Are there any macro-economic theorems which help us to make sense of the past, present and future of the global economy? Yes, there are. In fact, there are three theorems in all, two for the macro-economics of exclusion and one single theorem for the macro-economics of inclusion. Thus, for instance, the interest parity theorem and the import parity pricing theorem are the two theorems of macro-economic exclusion which, respectively, make global moneylenders and creditors of the financial convertible currency nations of the West and global money-borrowers and debtors of the non-convertible currency nations of the South, Nigeria inclusive. But, the purchasing power parity theorem is the single theorem of macro-economic inclusion which makes every commercial convertible currency nation of the globe to embrace the Rothschildian ethos of "neither a lender nor a borrower be" and to then go on to live without debt.

Besides, just as the interest parity theorem is the nature and cause of the wealth of the financial convertible currency nations of the West and the import parity pricing theorem is the nature and cause of the poverty of the non-convertible currency nations of the South, Nigeria inclusive, so is the purchasing power parity theorem the nature and cause of the wealth of every commercial convertible currency nation of the globe.

Therefore, it is the import parity pricing theorem, which has ruled Nigeria since October 1, 1960, that forces the non-convertible currency Nigeria to keep and manage her international reserves in the banks of the West and to thereby use her savings to fund the phenomenal growth of local content in the West and also forces Nigeria to trade and pay abroad with the currencies of the West and to thereby expatriate all forms of economic middlemanship: commercial, financial, industrial and technological, from Nigeria to the West. And, for as long as Nigeria continues to manage her international reserves in the banks of the West and to use the financial convertible currencies of the West to trade and pay abroad, for so long will Nigeria be oppressed by Western moneylenders and be cheated by Western creditors as Prophet Isaiah tells us as in the above reference from the Good News Bible.

So, it is crass failure of imagination for many a Nigerian economist to devote valuable time today to discuss the Paris Club debt relief and debt management mechanisms which will only keep Nigeria under the oppressive and cheating thumbscrew of the import parity pricing theorem and the West. Rather, what should task the imagination of proactive Nigerian economists is what Nigeria must do here and now to make debt and poverty history for any Blackman anywhere on the globe.

And, in this regard, it is very idle of any Nigerian economist to expect the West to commit economic suicide by helping Nigeria to grow exponentially in local content. For where will the West find the captive markets for their home made goods and services when Nigeria begins to use her own resources to satisfy what she needs of goods and services? In reality, therefore, any Nigerian debt relief or debt management strategy, seen from the perspective of the import parity pricing theorem, is a colossal disservice to the economic well-being of the Blackman anywhere on the globe because Nigeria cannot grow in social and material plenty on this basis. What Nigeria needs now and forever is a debt consolidation and debt liquidation strategy which goes naturally with the liberation territory of the purchasing power parity theorem. For it is this that will unleash the brimming entrepreneurial spirit of the Blackman upon the whole world.

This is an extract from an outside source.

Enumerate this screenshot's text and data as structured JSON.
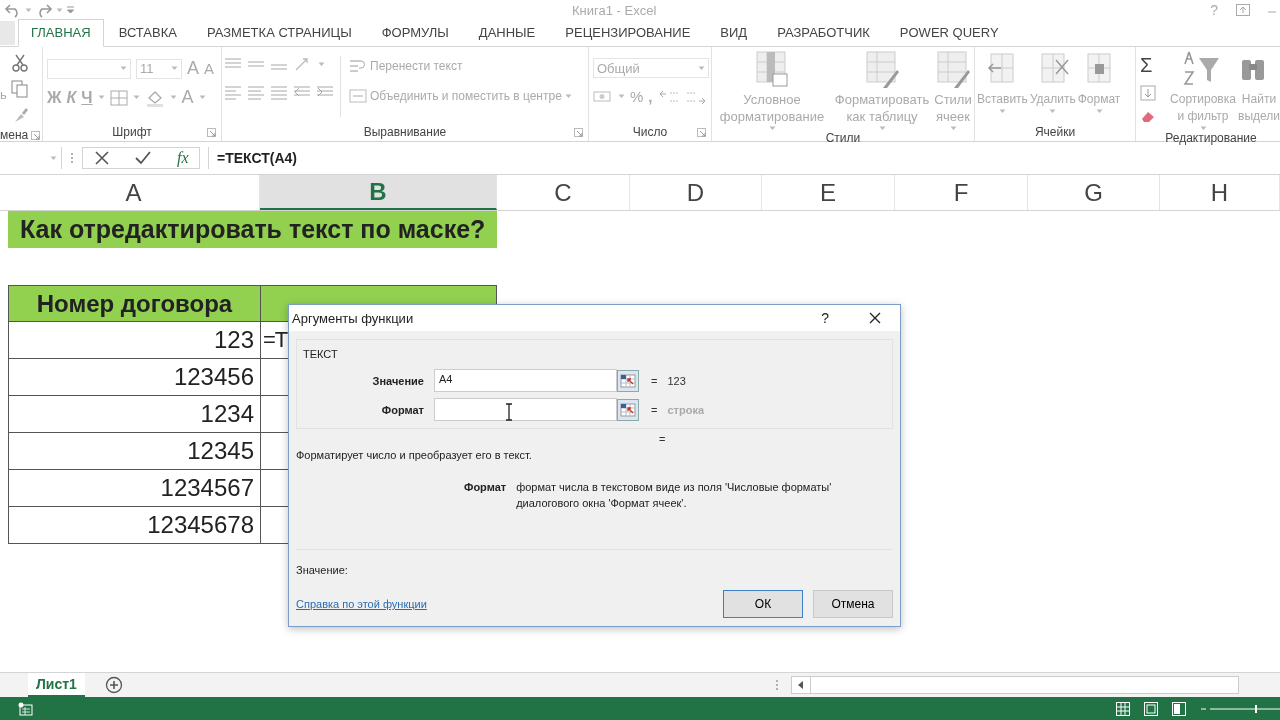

In fact, no one should ever think that there is any ambiguity about what should be done to get Nigeria out of the economic woods of joblessness, disease, starvation, violence and hopelessness. What it will take to get Nigeria coasting along, in style and comfort, is that the various localities and regions of Nigeria are encouraged to show their mettle and to go the extra-mile in using local resources to satisfy local needs. And in order that this may come to pass, the economic managers of Nigeria must realise that unless a virile, countrywide and entrepreneur-friendly structure of capital markets is set up in Nigeria, the country will never begin to grow in jobs, good and services. It is a countrywide structure of markets for medium-to-long naira, equity naira in short, that will galvanize local and rural Nigerians to excel in making use of their local and rural savings to self-finance themselves into food and job security.

And just think about what this will do to Nigeria's human geography and physical landscape! The debilitating rural-urban drift of young Nigerian labour and the urban Okada menace will be stemmed; the embarrassing deluge of Nigerians at the consular offices of the West in Abuja and Lagos, who want to find the jobs that their exported savings create in the West, will disappear as the torrent of the brain-drain from Nigeria to the West will be reversed.

One can best illustrate how the markets for medium to long term naira will arise to extricate the gung-ho and enterprising Nigerian populace from the current debt and poverty trap of the import parity pricing theorem by way of the flow-of-funds or central banking model of national economic management. From this perspective, the Nigerian economy is made up of two halves of moneyflows. The one half is the Nigerian markets for savings mobilization and distribution where the naira is created and managed in the hope that it will be used to make economic life more abundant for every Nigerian. The other half is the Nigerian markets for goods and services where Nigerian goods and services are waiting to be bought and sold and where Nigerian labour is waiting to be hired in the process.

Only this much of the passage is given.